When I was around there was little doubt that most inhabitants felt sleazy drunk hacks to be surplus to requirements but they had to put up with me since I'd been personally imported by the government.

Bermuda lives in mortal fear of the day Cuba is re-opened to American tourists, who get to choose between its crisply ironed approach or the fleshpots of Havana (hmm, let me think about that one).

Washing dirty binary

So Bermuda was trying to diversify and at the same time find a use for the ex-US bombproof bunkers. The idea was to create a data haven; a spot where computers could whir discretely away - washing all that dirty binary out of the glare of public scrutiny or US law. To be honest I don't know whether the idea took off because my press trip somehow melted into a fog of Dark and Stormies (if you don't know, ask a Bermudan).

Now it seems Google has latched onto the same theme. The denizens of the Googleplex are looking to churn their bits and bytes away from all those tiresome laws and privacy rules and they've applied for a patent on data havens out at sea, powered and cooled by the waves.

My own encounters with Google lead me to think it's probably just a hare-brained stunt, but if it were to become reality you've got to think they've allowed the whole wave-powered, water-cooled fandango to blind them to one or two little problems. Like who would trust their data to a lump of metal bouncing around on the ocean. This isn't Radio Caroline we're talking about.

Besides, what about pirates? I don't mean a bunch of fops in tricorn hats and ruffled shirts; I mean a couple of scrawny Somalis with AK47s.

"Give us a million or this RPG means you'll never know how many people have just Googled Britney Spears," they'll shout.

"Pay up now or we'll Semtex your search statistics to a soggy grave."

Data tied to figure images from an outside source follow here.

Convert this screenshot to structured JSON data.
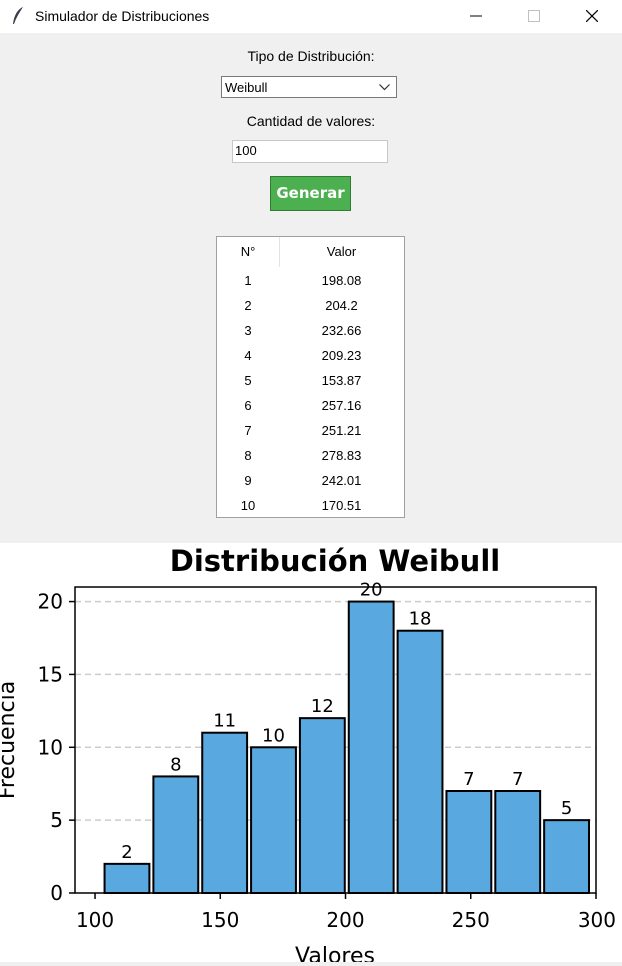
{
  "window": {
    "title": "Simulador de Distribuciones"
  },
  "form": {
    "dist_label": "Tipo de Distribución:",
    "dist_value": "Weibull",
    "count_label": "Cantidad de valores:",
    "count_value": "100",
    "generate_label": "Generar"
  },
  "table": {
    "headers": [
      "N°",
      "Valor"
    ],
    "rows": [
      [
        "1",
        "198.08"
      ],
      [
        "2",
        "204.2"
      ],
      [
        "3",
        "232.66"
      ],
      [
        "4",
        "209.23"
      ],
      [
        "5",
        "153.87"
      ],
      [
        "6",
        "257.16"
      ],
      [
        "7",
        "251.21"
      ],
      [
        "8",
        "278.83"
      ],
      [
        "9",
        "242.01"
      ],
      [
        "10",
        "170.51"
      ]
    ]
  },
  "colors": {
    "bar": "#5aa8e0",
    "button": "#4caf50"
  },
  "chart_data": {
    "type": "bar",
    "title": "Distribución Weibull",
    "xlabel": "Valores",
    "ylabel": "Frecuencia",
    "bin_edges": [
      103,
      122.5,
      142,
      161.5,
      181,
      200.5,
      220,
      239.5,
      259,
      278.5,
      298
    ],
    "values": [
      2,
      8,
      11,
      10,
      12,
      20,
      18,
      7,
      7,
      5
    ],
    "xticks": [
      100,
      150,
      200,
      250,
      300
    ],
    "yticks": [
      0,
      5,
      10,
      15,
      20
    ],
    "xlim": [
      92,
      300
    ],
    "ylim": [
      0,
      21
    ],
    "grid": "y-dashed"
  }
}
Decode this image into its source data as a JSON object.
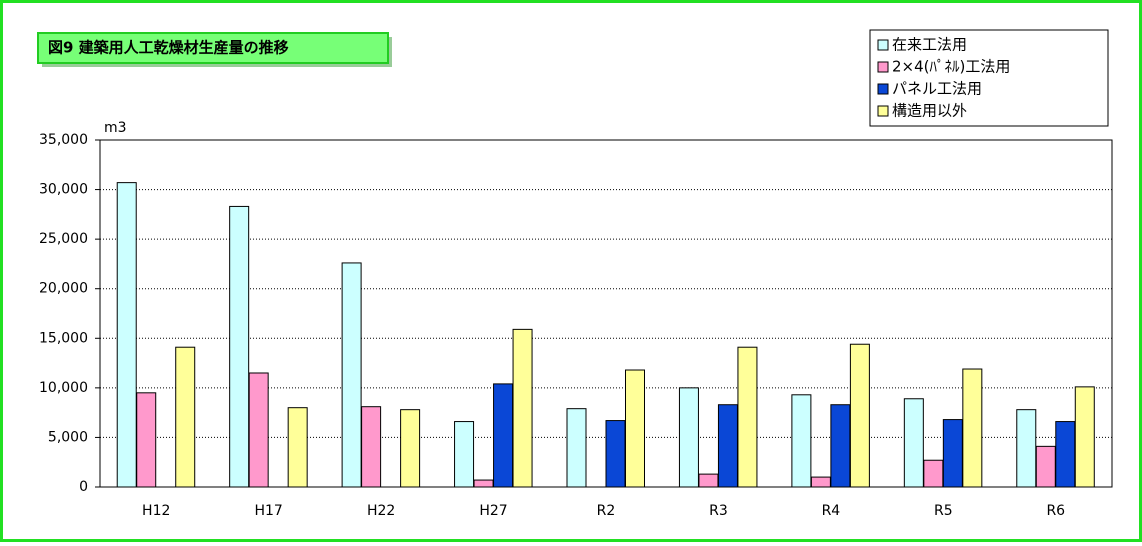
{
  "chart_data": {
    "type": "bar",
    "title": "図9 建築用人工乾燥材生産量の推移",
    "y_unit": "m3",
    "categories": [
      "H12",
      "H17",
      "H22",
      "H27",
      "R2",
      "R3",
      "R4",
      "R5",
      "R6"
    ],
    "series": [
      {
        "name": "在来工法用",
        "color": "#ccffff",
        "values": [
          30700,
          28300,
          22600,
          6600,
          7900,
          10000,
          9300,
          8900,
          7800
        ]
      },
      {
        "name": "2×4(ﾊﾟﾈﾙ)工法用",
        "color": "#ff99cc",
        "values": [
          9500,
          11500,
          8100,
          700,
          null,
          1300,
          1000,
          2700,
          4100
        ]
      },
      {
        "name": "パネル工法用",
        "color": "#0a47d6",
        "values": [
          null,
          null,
          null,
          10400,
          6700,
          8300,
          8300,
          6800,
          6600
        ]
      },
      {
        "name": "構造用以外",
        "color": "#ffff99",
        "values": [
          14100,
          8000,
          7800,
          15900,
          11800,
          14100,
          14400,
          11900,
          10100
        ]
      }
    ],
    "ylim": [
      0,
      35000
    ],
    "yticks": [
      0,
      {
        "value": 5000,
        "label": "5,000"
      },
      {
        "value": 10000,
        "label": "10,000"
      },
      {
        "value": 15000,
        "label": "15,000"
      },
      {
        "value": 20000,
        "label": "20,000"
      },
      {
        "value": 25000,
        "label": "25,000"
      },
      {
        "value": 30000,
        "label": "30,000"
      },
      {
        "value": 35000,
        "label": "35,000"
      }
    ],
    "grid": true,
    "legend": "top-right"
  }
}
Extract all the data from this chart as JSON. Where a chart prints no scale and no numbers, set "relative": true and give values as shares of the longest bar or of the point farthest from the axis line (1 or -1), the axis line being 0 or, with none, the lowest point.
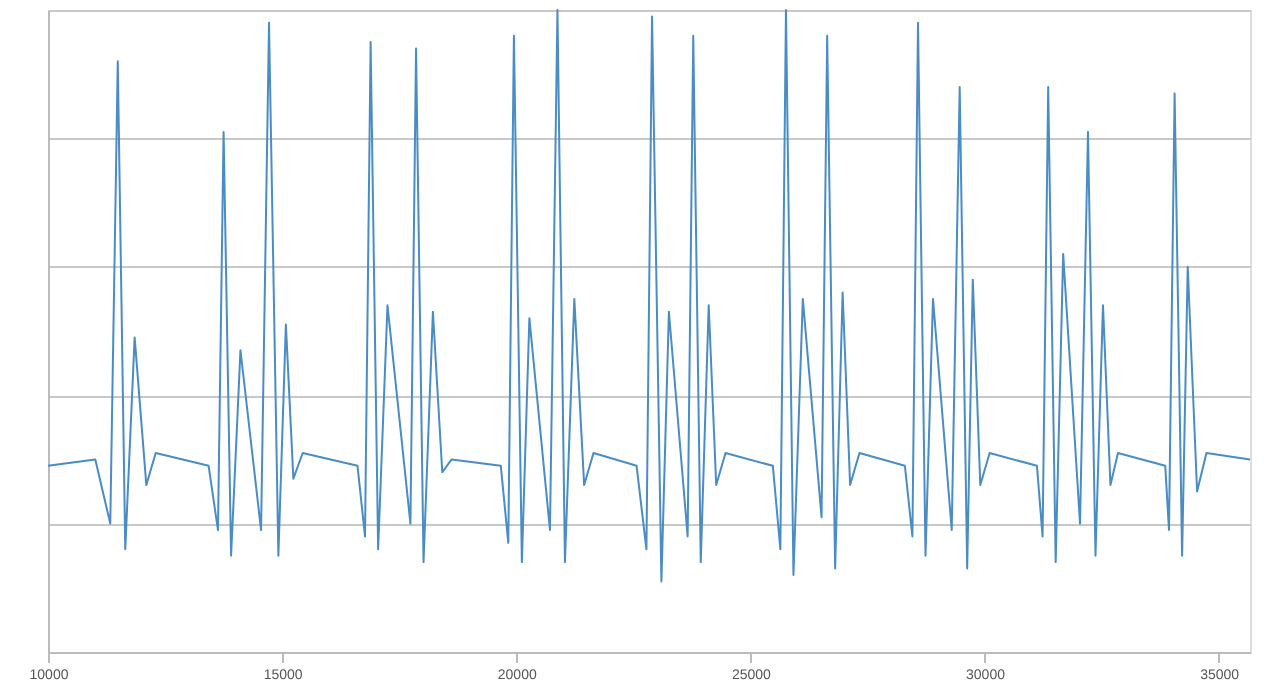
{
  "chart_data": {
    "type": "line",
    "relative": true,
    "grid": "y",
    "marker": "none",
    "line_style": "solid",
    "tick_labels": "x",
    "xlim": [
      10000,
      35670
    ],
    "xticks": [
      10000,
      15000,
      20000,
      25000,
      30000,
      35000
    ],
    "x": [
      10000,
      11010,
      11330,
      11490,
      11650,
      11850,
      12100,
      12300,
      13430,
      13630,
      13750,
      13910,
      14110,
      14550,
      14720,
      14920,
      15080,
      15240,
      15440,
      16610,
      16770,
      16890,
      17050,
      17250,
      17740,
      17860,
      18020,
      18220,
      18420,
      18620,
      19670,
      19830,
      19950,
      20120,
      20280,
      20720,
      20880,
      21040,
      21240,
      21450,
      21650,
      22570,
      22780,
      22900,
      23100,
      23260,
      23660,
      23780,
      23940,
      24110,
      24270,
      24470,
      25480,
      25640,
      25760,
      25920,
      26120,
      26520,
      26640,
      26810,
      26970,
      27130,
      27330,
      28300,
      28460,
      28580,
      28740,
      28900,
      29300,
      29470,
      29630,
      29750,
      29910,
      30110,
      31120,
      31240,
      31360,
      31520,
      31680,
      32040,
      32210,
      32370,
      32530,
      32690,
      32850,
      33860,
      33940,
      34060,
      34220,
      34340,
      34540,
      34740,
      35670
    ],
    "series": [
      {
        "color": "#4a8cc4",
        "values": [
          0.29,
          0.3,
          0.2,
          0.92,
          0.16,
          0.49,
          0.26,
          0.31,
          0.29,
          0.19,
          0.81,
          0.15,
          0.47,
          0.19,
          0.98,
          0.15,
          0.51,
          0.27,
          0.31,
          0.29,
          0.18,
          0.95,
          0.16,
          0.54,
          0.2,
          0.94,
          0.14,
          0.53,
          0.28,
          0.3,
          0.29,
          0.17,
          0.96,
          0.14,
          0.52,
          0.19,
          1.0,
          0.14,
          0.55,
          0.26,
          0.31,
          0.29,
          0.16,
          0.99,
          0.11,
          0.53,
          0.18,
          0.96,
          0.14,
          0.54,
          0.26,
          0.31,
          0.29,
          0.16,
          1.0,
          0.12,
          0.55,
          0.21,
          0.96,
          0.13,
          0.56,
          0.26,
          0.31,
          0.29,
          0.18,
          0.98,
          0.15,
          0.55,
          0.19,
          0.88,
          0.13,
          0.58,
          0.26,
          0.31,
          0.29,
          0.18,
          0.88,
          0.14,
          0.62,
          0.2,
          0.81,
          0.15,
          0.54,
          0.26,
          0.31,
          0.29,
          0.19,
          0.87,
          0.15,
          0.6,
          0.25,
          0.31,
          0.3
        ]
      }
    ]
  }
}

A U-boat attack could see YouTube sunk forever by tubes one, two, and three. A single kamikaze pedalo could erase Gmail and the waves could close over Chrome even as the Googlegoons tried desperately to rearrange the deckchairs.

Floating data storage or full steam ahead to stash those stats in Davy Jones' locker? In any case I for one am happy to lift a glass to the Google galley slaves.